Originally published July 16, 2012 at 11:12 a.m., updated July 16, 2012 at 3:43 p.m.
Aaron Burgin, Watchdog reporter, UT San Diego
Pat Shea, bankruptcy attorney in San Diego.
Last week, San Bernardino became the third California city todeclare bankruptcy, after Stockton and Mammoth Lakes.
"Buckling under rising employee costs, recession-racked revenues and the sudden takeaway of millions of state dollars, officials in the city of San Bernardino said they risked being unable to make payroll and satisfy creditors," U-T San Diego's Aaron Burgin reported after visiting the city.
Bankruptcy attorney Pat Shea told KPBS cities are forced into bankruptcy by "systemic financial problems they are unable to address."
He said either cities have lawsuits "that went badly for them," as in the case of Mammoth Lakes, or “you’ve just improperly managed your financial condition.” He said San Bernardino was in the latter group.
The city had increases in "fixed obligations they’ve added to over the years," he said, including operating expenses and salaries and pensions.
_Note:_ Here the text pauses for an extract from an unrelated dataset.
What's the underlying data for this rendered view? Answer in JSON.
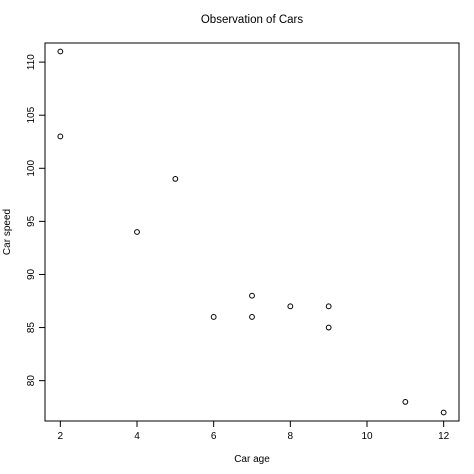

Those, combined with flattened or even decreasing revenues coming in, led to its problems.
Shea said a theme among these bankrupt cities is they were unable to deal with problems like labor, debt, infrastructures and pensions.
“If you don’t deal with those things when they come up, early, you will wind up pushing the can down the road until you can’t avoid it any longer, and then you’ll be in bankruptcy,” he said.
“Back in 2005, there was a big debate about whether we had a problem in the first place,” he said.
He said some of the city’s issues have been addressed, while others have not.
San Bernardino faces a $46 million deficit, Burgin reported. It has cut its workforce by 20 percent and negotiated $10 million in employee concessions.